Budget Deal is Close — With One Major Wild Card
Author: Greg Valliere
May 26, 2023
WHY THE DEAL WILL BE HATED: Conservatives are furious that there won’t be any real spending cuts, just a small spending increase or a freeze that could expire after a couple of years. Liberals are equally angry over several provisions, including a mandate that would require recipients of federal aid to seek work.
THUS THE ONLY ISSUE THAT MATTERS this weekend is whether a final deal can win enough votes in each house. The Senate is the easier call; the bill will pass there. The House is a tougher call, as Speaker Kevin McCarthy seeks votes from Democrats to get the bill passed. The hard right wing is scathing toward the deal, and their noisy criticism could drag at least 100 Republicans into the “no” camp.
THAT WOULD REQUIRE ROUGHLY 125 Democrats to vote for the bill; they will, because the alternative is unacceptable: a default, with huge economic implications.

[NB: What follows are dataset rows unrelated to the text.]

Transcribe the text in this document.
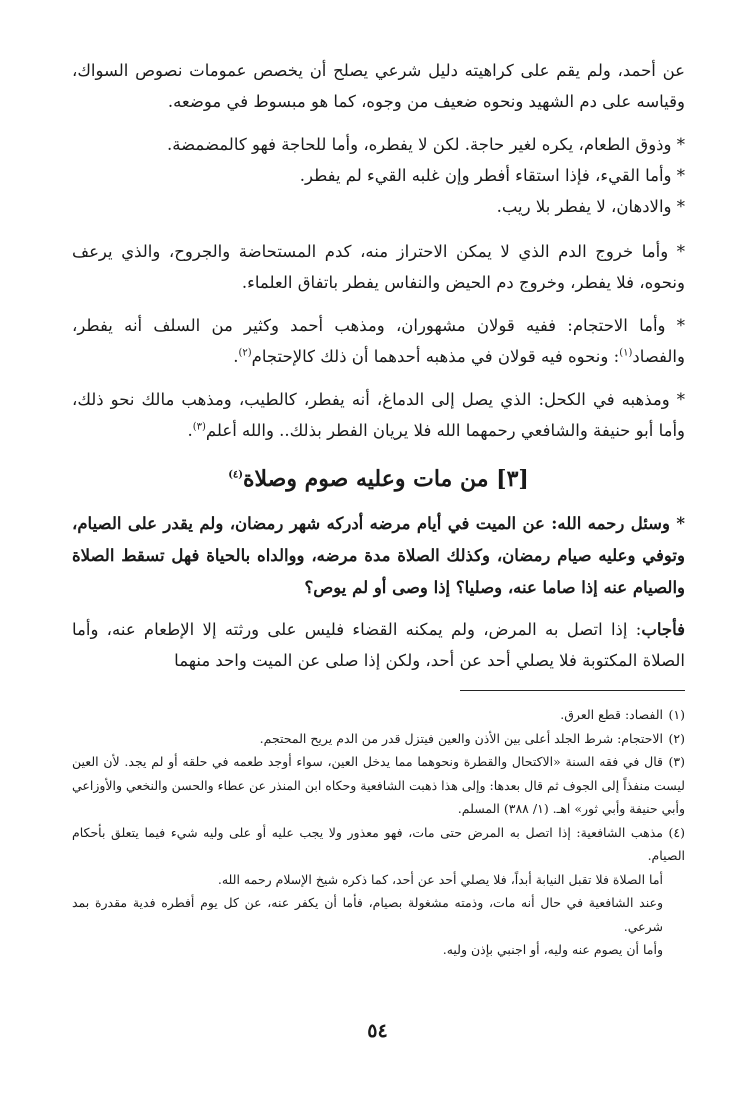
عن أحمد، ولم يقم على كراهيته دليل شرعي يصلح أن يخصص عمومات نصوص السواك، وقياسه على دم الشهيد ونحوه ضعيف من وجوه، كما هو مبسوط في موضعه.

* وذوق الطعام، يكره لغير حاجة. لكن لا يفطره، وأما للحاجة فهو كالمضمضة.

* وأما القيء، فإذا استقاء أفطر وإن غلبه القيء لم يفطر.

* والادهان، لا يفطر بلا ريب.

* وأما خروج الدم الذي لا يمكن الاحتراز منه، كدم المستحاضة والجروح، والذي يرعف ونحوه، فلا يفطر، وخروج دم الحيض والنفاس يفطر باتفاق العلماء.

* وأما الاحتجام: ففيه قولان مشهوران، ومذهب أحمد وكثير من السلف أنه يفطر، والفصاد$^{(١)}$: ونحوه فيه قولان في مذهبه أحدهما أن ذلك كالإحتجام$^{(٢)}$.

* ومذهبه في الكحل: الذي يصل إلى الدماغ، أنه يفطر، كالطيب، ومذهب مالك نحو ذلك، وأما أبو حنيفة والشافعي رحمهما الله فلا يريان الفطر بذلك.. والله أعلم$^{(٣)}$.

[٣] من مات وعليه صوم وصلاة$^{(٤)}$

* وسئل رحمه الله: عن الميت في أيام مرضه أدركه شهر رمضان، ولم يقدر على الصيام، وتوفي وعليه صيام رمضان، وكذلك الصلاة مدة مرضه، ووالداه بالحياة فهل تسقط الصلاة والصيام عنه إذا صاما عنه، وصليا؟ إذا وصى أو لم يوص؟

فأجاب: إذا اتصل به المرض، ولم يمكنه القضاء فليس على ورثته إلا الإطعام عنه، وأما الصلاة المكتوبة فلا يصلي أحد عن أحد، ولكن إذا صلى عن الميت واحد منهما

(١)الفصاد: قطع العرق.

(٢)الاحتجام: شرط الجلد أعلى بين الأذن والعين فيتزل قدر من الدم يريح المحتجم.

(٣)قال في فقه السنة «الاكتحال والقطرة ونحوهما مما يدخل العين، سواء أوجد طعمه في حلقه أو لم يجد. لأن العين ليست منفذاً إلى الجوف ثم قال بعدها: وإلى هذا ذهبت الشافعية وحكاه ابن المنذر عن عطاء والحسن والنخعي والأوزاعي وأبي حنيفة وأبي ثور» اهـ. (١/ ٣٨٨) المسلم.

(٤)مذهب الشافعية: إذا اتصل به المرض حتى مات، فهو معذور ولا يجب عليه أو على وليه شيء فيما يتعلق بأحكام الصيام.

أما الصلاة فلا تقبل النيابة أبداً، فلا يصلي أحد عن أحد، كما ذكره شيخ الإسلام رحمه الله.

وعند الشافعية في حال أنه مات، وذمته مشغولة بصيام، فأما أن يكفر عنه، عن كل يوم أفطره فدية مقدرة بمد شرعي.

وأما أن يصوم عنه وليه، أو اجنبي بإذن وليه.

٥٤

AS FOR THE DETAILS OF THE DEAL, the best summary this morning is in the New York Times. The emerging compromise would raise the debt ceiling for two years (past the 2024 election) while imposing strict caps on discretionary spending not related to the military or veterans for the same period. That spending would rise, although it’s not clear by how much. Defense could get an increase of 4 or 5 percent.

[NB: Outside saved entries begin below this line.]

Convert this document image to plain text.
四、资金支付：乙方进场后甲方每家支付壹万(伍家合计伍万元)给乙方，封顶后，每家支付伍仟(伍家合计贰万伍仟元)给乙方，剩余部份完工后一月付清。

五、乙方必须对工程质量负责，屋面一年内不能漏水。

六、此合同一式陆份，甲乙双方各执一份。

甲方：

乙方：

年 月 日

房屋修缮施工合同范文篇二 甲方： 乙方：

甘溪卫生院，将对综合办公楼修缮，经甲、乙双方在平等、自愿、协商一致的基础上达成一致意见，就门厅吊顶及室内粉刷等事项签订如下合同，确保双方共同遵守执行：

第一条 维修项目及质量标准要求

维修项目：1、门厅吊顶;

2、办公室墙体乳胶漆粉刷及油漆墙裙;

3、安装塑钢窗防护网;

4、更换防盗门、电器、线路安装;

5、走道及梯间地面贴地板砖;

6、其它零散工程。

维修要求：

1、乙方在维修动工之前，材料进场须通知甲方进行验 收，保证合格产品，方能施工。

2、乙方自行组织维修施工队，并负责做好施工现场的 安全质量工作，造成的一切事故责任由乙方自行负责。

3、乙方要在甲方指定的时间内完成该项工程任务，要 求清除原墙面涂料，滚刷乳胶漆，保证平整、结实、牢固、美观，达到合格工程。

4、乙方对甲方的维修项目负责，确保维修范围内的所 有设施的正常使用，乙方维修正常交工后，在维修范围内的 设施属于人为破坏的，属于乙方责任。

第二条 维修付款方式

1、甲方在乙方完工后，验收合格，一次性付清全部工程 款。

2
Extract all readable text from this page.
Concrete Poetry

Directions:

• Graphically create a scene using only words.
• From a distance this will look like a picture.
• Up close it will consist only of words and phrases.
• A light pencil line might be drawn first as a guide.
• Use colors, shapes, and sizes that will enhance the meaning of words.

A KEY FEATURE IN THE EMERGING DEAL is a reduction of the $80 billion in new spending for the Internal Revenue Service. That would be reduced by $10 billion, with that money sent to domestic programs popular with Democrats. All discretionary spending would then grow at 1 percent in 2025, after which the caps would lift.

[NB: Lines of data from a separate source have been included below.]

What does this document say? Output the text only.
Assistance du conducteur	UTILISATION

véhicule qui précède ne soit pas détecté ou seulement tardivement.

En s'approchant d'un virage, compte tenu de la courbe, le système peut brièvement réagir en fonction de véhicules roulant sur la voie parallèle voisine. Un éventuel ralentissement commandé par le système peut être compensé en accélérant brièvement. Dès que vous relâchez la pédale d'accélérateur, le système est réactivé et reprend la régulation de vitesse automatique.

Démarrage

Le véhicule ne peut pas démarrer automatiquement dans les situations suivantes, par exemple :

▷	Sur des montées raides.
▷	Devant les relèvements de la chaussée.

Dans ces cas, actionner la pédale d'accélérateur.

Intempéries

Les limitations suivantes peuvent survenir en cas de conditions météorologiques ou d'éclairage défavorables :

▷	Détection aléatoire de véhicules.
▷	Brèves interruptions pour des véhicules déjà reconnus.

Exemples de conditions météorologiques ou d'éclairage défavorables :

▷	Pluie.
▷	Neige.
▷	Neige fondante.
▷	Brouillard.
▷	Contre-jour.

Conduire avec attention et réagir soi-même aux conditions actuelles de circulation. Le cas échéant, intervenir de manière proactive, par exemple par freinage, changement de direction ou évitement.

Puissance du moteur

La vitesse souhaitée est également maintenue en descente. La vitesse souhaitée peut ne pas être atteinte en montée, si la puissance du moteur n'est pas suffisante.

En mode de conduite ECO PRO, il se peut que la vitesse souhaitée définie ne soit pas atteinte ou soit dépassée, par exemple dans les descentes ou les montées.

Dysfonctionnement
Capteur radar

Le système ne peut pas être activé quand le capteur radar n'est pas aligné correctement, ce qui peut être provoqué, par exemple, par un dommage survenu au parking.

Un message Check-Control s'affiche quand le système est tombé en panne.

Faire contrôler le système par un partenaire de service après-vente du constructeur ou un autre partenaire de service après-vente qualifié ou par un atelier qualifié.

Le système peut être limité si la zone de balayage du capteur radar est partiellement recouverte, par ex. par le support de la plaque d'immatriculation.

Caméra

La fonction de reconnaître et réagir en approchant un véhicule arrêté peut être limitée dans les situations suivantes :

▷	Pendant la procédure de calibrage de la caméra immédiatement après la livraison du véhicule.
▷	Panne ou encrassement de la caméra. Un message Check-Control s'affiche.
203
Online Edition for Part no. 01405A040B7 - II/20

BOTTOM LINE: Chances of a U.S. default aren’t zero, because many of the details are hotly opposed by the right and left. But House Speaker Kevin McCarthy is likely to patch a coalition together that should prevail. (Whether this will lead to a drive by activists to strip him of the speakership will be an intriguing issue this summer.)
SO IF THE BUDGET DRAMA is close to ending, what issues will dominate the summer? The first is whether the Federal Reserve has more work to do; the second is whether it will become even more apparent that Russia is losing its war with Ukraine. The latter issue may be at a turning point, as troop morale plunges and intrigue grips Moscow.